Opinião

Cartas ao director

Quem vai pagar?

A vitória dos manos Sobral no Festival Eurovisão da Canção 2017 atribuiu a Portugal a responsabilidade de organizar o próximo festival. Tudo indica que o MEO Arena será o palco escolhido. Fazendo fé nas notícias, o investimento ronda os 50 milhões de euros. Espero que a Câmara Municipal de Lisboa e o Governo não disponibilizem dinheiro dos contribuintes para pagar o evento. Imagino o investimento que a televisão pública fará! Gostei de ouvir as palavras de Salvador Sobral sobre os refugiados. Salvador podia dar parte da receita dos direitos de autor da canção vencedora ao Fundo para os Refugiados das Nações Unidas.

Ademar Costa, Póvoa de Varzim

LA46

O título desta carta poderia ser meio subversivo, encriptado, com algum significado oculto, quiçá malicioso. Nada disso: é apenas um elogio deste leitor ao trabalho do jornalista Luís Afonso (LA46). Assim como outros se distinguem nas mais diversas artes, LA puxa pelos neurónios e, com o diálogo de bonecos à mesa dum bar (daí Bartoon), faz-nos reflectir sobre coisas sérias com uma pitada de humor. (...) Dia 18, o tema era o problema das relações russo-americanas. Quando os presidentes se falam, há que desconfiar, pois um deles pode estar a tramar alguma... Também podem ser os dois: é "um problema". No tempo do Kennedy e do líder soviético-ucraniano, o problema era ainda mais sério; aquilo esteve feio em 1963. Desconfio que Trump tem a chave da questão: o negócio. Que tal se Putin comprasse a Crimeia à Ucrânia, para legalizar a coisa? Afinal, os EUA compraram o Alasca aos russos e todos ficaram satisfeitos.

Antides Santo, Leiria

Pilaretes

Nesta cidade de Lisboa, do "salve-se quem puder", as taxas aumentam, a vida definha, o trânsito enfastia... mas os pilaretes medram a bom medrar por essas ruas, avenidas e rotundas da capital! Resido nas chamadas Avenidas Novas (que de novas pouco têm) e, na confusão das urgentes obras pré-eleitorais, deparei com a alteração de trânsito na Av. Visconde Valmor (entre a Av. Defensores de Chaves e a Av. Filipa de Vilhena). A descrição é impossível. Aliás, tentar fazê-lo correria o risco de poucos nela acreditarem. Como S. Tomé: é bom ver para crer! Impõe-se uma romaria ao local. Para quê? Para rir!

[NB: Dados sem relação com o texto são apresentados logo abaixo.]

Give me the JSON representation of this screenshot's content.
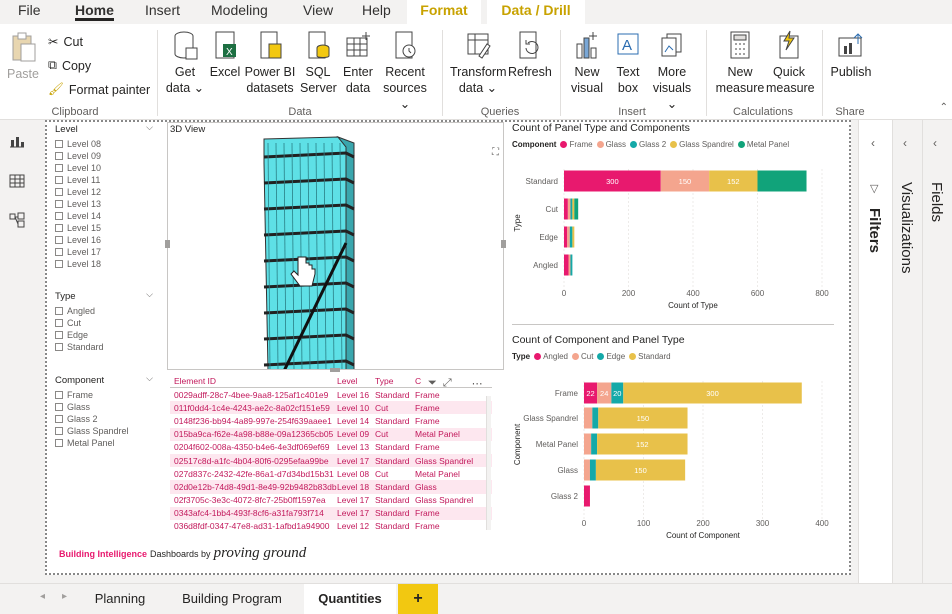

Como diria o Eça, temos de rir! O riso é uma filosofia e, em política (urbanística ou não), é uma opinião. Dão-se alvissaras a quem adivinhar o nexo de tal obra — para além da compra de mais umas dezenas ou centenas de pilaretes e umas centenas de litros de tinta para embelezamento do alcatrão. Já agora: quem beneficiará com a compra de tanto pilarete e de tanta tinta? Certamente que não serão os lisboetas e, menos ainda, os residentes.

Diogo V. Alvim, Lisboa

O PÚBLICO ERROU

Na notícia publicada ontem sobre o Banco de Leite Humano, o PÚBLICO referiu, por lapso, que o organismo tinha um terço das dadoras de que necessita. Na verdade, tem um quarto.